Michel Olivié, janvier 2016

 

Germaine LUBIN

Germaine Lubin

Des cinq années d’occupation de la France par l’Allemagne nazie la plus sombre fut 1941. Partout Hitler triomphait. Paul Valéry aux obsèques de Bergson, décédé le 4 janvier, dit les paroles suivantes : « Je pensais, au commencement de cette année qui trouve la France au plus bas, sa vie soumise aux épreuves les plus dures, son avenir presque inimaginable, que je devais exprimer ici les vœux que nous formons tous, absents et présents de cette Compagnie, pour que les temps qui viennent nous soient moins amers, moins sinistres, moins affreux que ceux que nous avons vécus en 1940, et vivons encore. Mais voici que dès les premiers jours de cette année nouvelle, l’Académie est en quelque sorte frappée à la tête. M. Bergson est mort samedi dernier, 4 janvier, à l’âge de quatre-vingt-un ans, succombant sans souffrances, semble-t-il à une congestion pulmonaire. »

Le 24 février 1941 Germaine Lubin chantait le rôle de la Maréchale du Chevalier à la Rose à l’Opéra de Paris. Elle avait chanté Léonore dans Fidelio, le 28 octobre 1940, devant de nombreux allemands parmi les spectateurs. La Deutsche Zeitung in Frankreich écrivait : « Fidelio a été le premier opéra allemand donné à Paris depuis l’armistice. Les nombreux allemands qui assistèrent à la représentation réservèrent, de même que les français, un grand succès aux chanteurs et aux musiciens. Une louange particulière revient à Germaine Lubin. » Le général Speidel assista à toutes les représentations du Chevalier, en fervent admirateur de la cantatrice, qui lui avait été présentée par Hans Joachim Lange, émissaire de Winifred Wagner, amie intime de Germaine Lubin. C’est ce général Speidel qui avait reçu Hitler durant sa visite de trois jours à Paris. Il était responsable des opérations de police allemande et de l’exécution des otages, jusqu’au printemps 1942.

Au printemps de cette année 1941 toute la Staatsoper de Berlin fit son entrée dans Paris : deux cent cinquante personnes, artistes, musiciens et choristes. Germaine Lubin retrouva Max Lorenz son partenaire dans Tristan. Le chef d’orchestre était le jeune Herbert von Karajan. Ce fut un succès considérable. Une représentation fut entièrement réservée aux officiers de la Wehrmacht, qui applaudirent la seule française en scène, Germaine Lubin. Toutes les autres représentations affichèrent complet. Ainsi s’installa-t-elle dans Paris aux mains des nazis, admirée par l’occupant, menant une vie mondaine partagée avec lui.

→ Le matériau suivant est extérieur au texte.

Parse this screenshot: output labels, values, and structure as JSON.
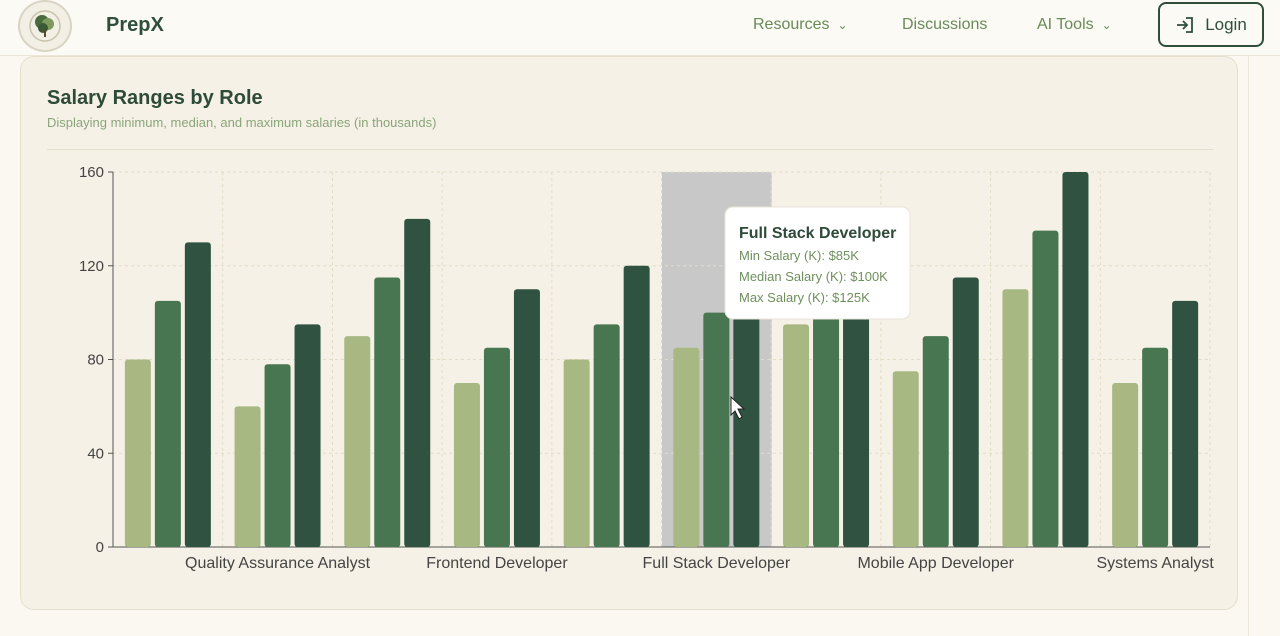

En 1942 il y eut une exposition du sculpteur préféré d’Hitler, Arno Breker, à l’Orangerie. Il lui fut proposé d’y faire un récital, en compagnie de Wilhelm Kempff et Alfred Cortot. Elle posa comme condition que Maurice Frank, chef de chant à l’opéra, arrêté parce que juif, soit libéré. Hitler promit de s’en charger. Lubin chanta, mais Frank ne fut pas libéré. L’ayant appris, elle alla à l’ambassade d’Allemagne, demanda à voir Abetz sur le champ, obtint la libération de Frank. La collaboration de Germaine Lubin demande à être, tout de même, vue de plus près.

Bien entendu, elle ne fut pas la seule à composer avec l’ennemi, une grande part du milieu artistique français de l’époque, que ce soit dans la musique, dans la littérature ou dans la peinture, fut loin de vivre dans la clandestinité. Non seulement Drieu La Rochelle, directeur de la NRF, mais aussi Jouhandeau, Morand, Anouilh, Giono, Giraudoux, Cocteau, Mauriac, Braque, Picasso, Honegger, Messiaen, etc. On peut lire avec profit le livre de Gerhard Heller Un allemand à Paris pour en avoir une idée précise. Tout ce monde se retrouvait dans le salon littéraire de Florence Gould, épouse d’un richissime américain et y côtoyait l’élite allemande.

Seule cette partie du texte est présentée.